Les limites du dispositif

Selon Santé Publique France, une des limites du dispositif est que « seul le système de RT-PCR ThermoFisher® permet à ce jour de détecter ce variant, et ce dispositif représente moins de 10% des tests actuellement réalisés en France ».

Aussi,« il n’est pas possible d’exclure que le variant VOC 202012/01 UK circule déjà en France, compte tenu des échanges importants entre la France et le Royaume Uni.

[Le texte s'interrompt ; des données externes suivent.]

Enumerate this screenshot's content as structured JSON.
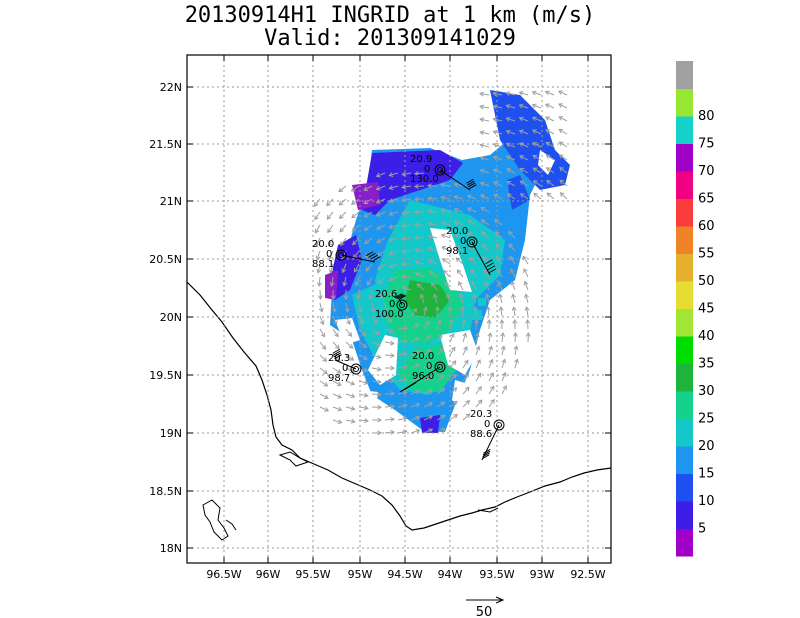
{
  "title": "20130914H1 INGRID at 1 km (m/s)",
  "subtitle": "Valid: 201309141029",
  "x_ticks": [
    "96.5W",
    "96W",
    "95.5W",
    "95W",
    "94.5W",
    "94W",
    "93.5W",
    "93W",
    "92.5W"
  ],
  "y_ticks": [
    "22N",
    "21.5N",
    "21N",
    "20.5N",
    "20N",
    "19.5N",
    "19N",
    "18.5N",
    "18N"
  ],
  "colorbar_labels": [
    "5",
    "10",
    "15",
    "20",
    "25",
    "30",
    "35",
    "40",
    "45",
    "50",
    "55",
    "60",
    "65",
    "70",
    "75",
    "80"
  ],
  "colorbar_colors": [
    "#a000c8",
    "#3c1ee6",
    "#1e50f0",
    "#1e96f0",
    "#13c8c8",
    "#14d28c",
    "#1eb43c",
    "#00dc00",
    "#a0e632",
    "#e6dc32",
    "#e6af2d",
    "#f08228",
    "#fa3c3c",
    "#f00082",
    "#a000c8",
    "#14d2c8",
    "#96e632",
    "#a0a0a0"
  ],
  "vector_scale_label": "50",
  "stations": [
    {
      "name": "st-a",
      "lines": [
        "20.9",
        "0",
        "130.0"
      ]
    },
    {
      "name": "st-b",
      "lines": [
        "20.0",
        "0",
        "98.1"
      ]
    },
    {
      "name": "st-c",
      "lines": [
        "20.0",
        "0",
        "88.1"
      ]
    },
    {
      "name": "st-d",
      "lines": [
        "20.6",
        "0",
        "100.0"
      ]
    },
    {
      "name": "st-e",
      "lines": [
        "20.3",
        "0",
        "98.7"
      ]
    },
    {
      "name": "st-f",
      "lines": [
        "20.0",
        "0",
        "96.0"
      ]
    },
    {
      "name": "st-g",
      "lines": [
        "20.3",
        "0",
        "88.6"
      ]
    }
  ]
}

D’autres pays ont mis en évidence une circulation déjà ancienne (en novembre) sur leur territoire (Allemagne), ou la survenue de clusters (Pays-Bas) ».

Le système de surveillance mis en place ne permet pas d’identifier les cas d’infection par le variant VOC 202012/01 UK anciennement contacts de personnes infectées par ce variant, ni ceux diagnostiqués par test antigénique. « Ainsi, ce système de surveillance ne peut prétendre à l’exhaustivité », conclut Santé Publique France.

Même s’il n’est pas exhaustif, un bilan des variants détectés sur le territoire sera intégré chaque semaine dans le point épidémiologique hebdomadaire relatif à la Covid-19 publié le jeudi soir sur le site internet de Santé publique France.